ZEYTİNYAĞI SEÇERKEN NELERE DİKKAT ETMELİYİZ?

Akdeniz diyetinin temeli, sağlıklı yaşamın anahtarı zeytinyağı, uzun yaşamın sırları arasında hak ettiği değeri görüyor artık. Mutfağımızdaki en sağlıklı yağ olduğu gerçeği dillendikçe, tüm dünyada ve tabii ülkemizde bilinçli tüketicinin ilgisini daha çok çekiyor zeytinyağı. Bu noktada akıllara takılan başlıca soru, zeytinyağı seçiminde nelere dikkat etmemiz gerektiği…


ZEYTİNYAĞI SEÇİMİNDE NELERE DİKKAT EDELİM?

Zeytinyağının aşağıdaki özellikleri önemlidir.

  • Soğuk sıkım
  • Asitlik değeri
  • Organik olması
  • Ambalaj
  • Tat

Biraz daha ayrıntılı inceleyelim.

Kaliteli bir zeytinyağının olmazsa olmazı soğuk sızma olması. Çünkü sıcaklıkla zeytinyağının hem tadı değişiyor, hem de içerdiği yararlı bileşikler özelliklerini kaybediyor. Salata ve soğuk yiyeceklerde kullanacaksanız, soğuk sızma olmasına özellikle dikkat edin derim.

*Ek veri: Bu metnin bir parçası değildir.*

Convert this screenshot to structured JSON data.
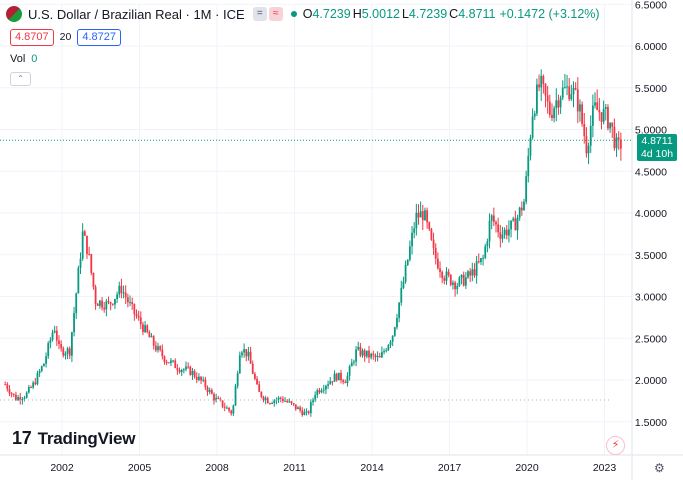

Asitlik değeri de önemli. Ambalajı üzerinde “natuel sızma” yazısını görürseniz bilin ki asitlik derecesi max. 0,8. Yine de bilinenin aksine yağın asitlik derecesi tek başına yağın kalitesini göstermez. Zeytinyağında damak zevki, yani yağı yediğinizde keyif almanız çok önemli . Bazıları yağı tattığında genizde hafif bir tat bırakmasından hoşlanırken, kimileri daha hafif olanları tercih edebilir. Yağın tadı, kokusu, asitlik vb. özellikleri yöreden yöreye değişebilir ve tüm bu özellikler tek başına kaliteli yağ kriteri olamaz.

 

Tarım ilaçları, diğer tüm üreticilerde olduğu gibi, ne yazık ki zeytin için de yaygın olarak kullanılmakta. Bu yüzden, ilaçsız ve doğal olduğundan emin olmak adına organik sertifikalı ürünleri tercih etmekte fayda var. Organik sızma zeytinyağı üretimi sırasında herhangi bir kimyasal madde kullanılmaz. Bunun dışında eğer üreticiyi tanıyor ve üretim aşamalarına güveniyorsanız, sertifikasız ürünleri de güvenle tüketebilirsiniz. Bu noktada güvenilir üretici her açıdan çok önemli, zira ülkemizde zeytinyağına ucuzlatmak adına başka yağlar katılabiliyor maalesef. Bu konuya da dikkat etmekte fayda var.  

 

Zeytinyağının en az üretimi ve yöresi kadar önemli başka bir kriter de ambalaj ve saklama koşulları. Yollarda ya da pazarlarda pet şişeler içinde satılan zeytinyağı güvenli değil ne yazık ki. Zeytinyağının bir özelliği bulunduğu ortamın kokusunu çok çabuk alması. Dolayısıyla plastik bir kapta uzun süre durması, tadını ve kalitesini bozacaktır. Üstüne bir de güneşte veya sıcakta kalırsa istenmeyen durumların olması kaçınılmaz. Kısacası en ideali, kokusuz, nemsiz, karanlık ve serin ortamlarda, zeytinyağının saklanmasına uygun teneke veya cam ambalajlara dolum yapılıp saklanmasıdır. Satın aldıktan sonra da bu koşullara dikkat etmekte fayda var. Zeytinyağı, özellikle salatalarda kullanılıyorsa, taze kullanılması hem lezzet hem de sağlık açısından önemli. Dolayısıyla küçük ambalajlarda satın almak, tazeliğini korumasına yardımcı olacaktır.   

 

Ve tüm bunlara ilave olarak zeytinyağının tadı biz tüketiciler için önemli. Zeytinin yetiştiği yöreye göre tadı değişkenlik göstermekte. Bu tamamen damak zevkine kalmakla beraber, bahsettiğimiz özelliklere ilaveten, damak zevkinize uygun zeytinyağını bulduğunuzda, uzun yaşamın anahtarlarından birini de bulmuşsunuz demektir. Afiyetle tüketebilirsiniz.